Para warga datang ke tempat Fatimah. Mereka sepertinya ingin menuntut agar keluarga besar Fatimah bisa mengusir Umar dari desa ini. Imran yang baru pulang dari rumah sakit dan tau apa yang terjadi di rumah Neneknya langsung mendekat dan membubarkan warga secara paksa.
“Ada apa ini? Kenapa ada ramai-ramai di sini?” tanya Imran. “Ini rumah Nenek saya. Kalo kalian tidak membubarkan diri, saya bisa menuntut Njenengan semua.”
“Mas Imran, sama sekali gak seperti itu.” Salah seorang warga langsung mendekat dan meminta agar Imran tidak salah paham.

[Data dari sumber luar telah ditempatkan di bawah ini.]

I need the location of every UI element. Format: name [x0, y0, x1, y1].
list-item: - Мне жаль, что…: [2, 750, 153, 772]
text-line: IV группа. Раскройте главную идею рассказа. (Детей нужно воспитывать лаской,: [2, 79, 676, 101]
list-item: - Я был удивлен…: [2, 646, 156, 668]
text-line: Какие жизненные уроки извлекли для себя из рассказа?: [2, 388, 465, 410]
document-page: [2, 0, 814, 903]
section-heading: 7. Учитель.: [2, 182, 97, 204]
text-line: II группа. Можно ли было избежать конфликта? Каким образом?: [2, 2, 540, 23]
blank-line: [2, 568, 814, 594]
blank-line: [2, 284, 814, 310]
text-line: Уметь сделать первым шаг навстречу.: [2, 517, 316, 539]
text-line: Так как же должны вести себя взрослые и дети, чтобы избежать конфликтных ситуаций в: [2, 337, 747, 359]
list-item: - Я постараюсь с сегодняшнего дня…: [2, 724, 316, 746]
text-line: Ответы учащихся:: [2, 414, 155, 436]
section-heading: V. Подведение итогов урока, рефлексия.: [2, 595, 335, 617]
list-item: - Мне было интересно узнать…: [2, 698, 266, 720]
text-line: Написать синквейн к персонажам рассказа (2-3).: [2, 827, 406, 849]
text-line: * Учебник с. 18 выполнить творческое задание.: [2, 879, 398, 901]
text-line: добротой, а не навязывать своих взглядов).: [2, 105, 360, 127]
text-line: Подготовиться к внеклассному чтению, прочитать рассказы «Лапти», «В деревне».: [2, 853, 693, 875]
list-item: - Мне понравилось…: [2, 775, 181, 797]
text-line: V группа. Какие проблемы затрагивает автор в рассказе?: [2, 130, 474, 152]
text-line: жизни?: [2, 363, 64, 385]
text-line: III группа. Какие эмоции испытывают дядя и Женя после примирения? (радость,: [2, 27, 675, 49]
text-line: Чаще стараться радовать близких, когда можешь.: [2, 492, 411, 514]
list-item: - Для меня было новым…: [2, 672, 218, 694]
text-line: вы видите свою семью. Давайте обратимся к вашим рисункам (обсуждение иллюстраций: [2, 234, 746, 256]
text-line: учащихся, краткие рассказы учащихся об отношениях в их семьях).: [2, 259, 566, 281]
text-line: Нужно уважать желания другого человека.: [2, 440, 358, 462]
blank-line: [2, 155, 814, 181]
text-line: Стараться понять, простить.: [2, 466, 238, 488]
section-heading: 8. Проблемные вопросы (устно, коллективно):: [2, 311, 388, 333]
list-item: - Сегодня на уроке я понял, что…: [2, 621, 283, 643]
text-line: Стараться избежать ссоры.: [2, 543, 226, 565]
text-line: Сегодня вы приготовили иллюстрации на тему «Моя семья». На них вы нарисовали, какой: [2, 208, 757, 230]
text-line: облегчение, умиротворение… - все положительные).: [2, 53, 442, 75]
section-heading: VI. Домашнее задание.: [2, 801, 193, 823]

“Bubar! Bubarkan diri kalian! Atau aku akan panggil polisi untuk tindakan kalian malam ini,” amarah Imran yang meledak-ledak membuat warga tidak bisa berbuat apapun.
“Mas Imran, tapi kami tidak mau ada aib di desa ini. Kami hanya ingin membantu Bu Kades untuk mengusir aib yang ada di desa ini.” Seorang warga kembali bersuara.
“Tau apa kau? Kau tau apa tentang apa yang terjadi di keluarga kami?” tanya Imran dan membuat semua irang terdiam. Mereka hanya saling pandang dan tidak mampu menjawan pertanyaan itu. “Kalo kalian gak tau apa-apa, gak usah ikut campur! Itu sama saja kalo kalian menunjukkan, kalo kalian adalah aib bagi desa ini. Bubar, atau kalian aku laporkan polisi atas tuduhan perbuatan tidak menyenangkan.”
Mereka akhirnya membubarkan diri. Ibrahim yang tidak lain adalah ayah kandung Imran, langsung mendekat dan mencoba memenangkan anaknya. Melihat anarah Imran yang begitu meledak, membuatnya khawatir akan apa yang terjadi.
“Le, kau gak apa-apa?” tanya Ibrahim.
“Ini gak bisa dibiarkan. Perempuan itu sudah sangat keterlaluan, Ayah. Masa dia menggerakkan masa ke rumah Ibunya sendiri? Apa maksudnya coba? Dia, mengerakkan masa ke sini, untuk mengusir keponakanya? Apa dia sudah gak punya hati sebagai manusia?” tanya Imran sambil meneteskan air mata. Dia menggeleng dan Ibrahim mengajaknya duduk di salah satu kursi yang ada.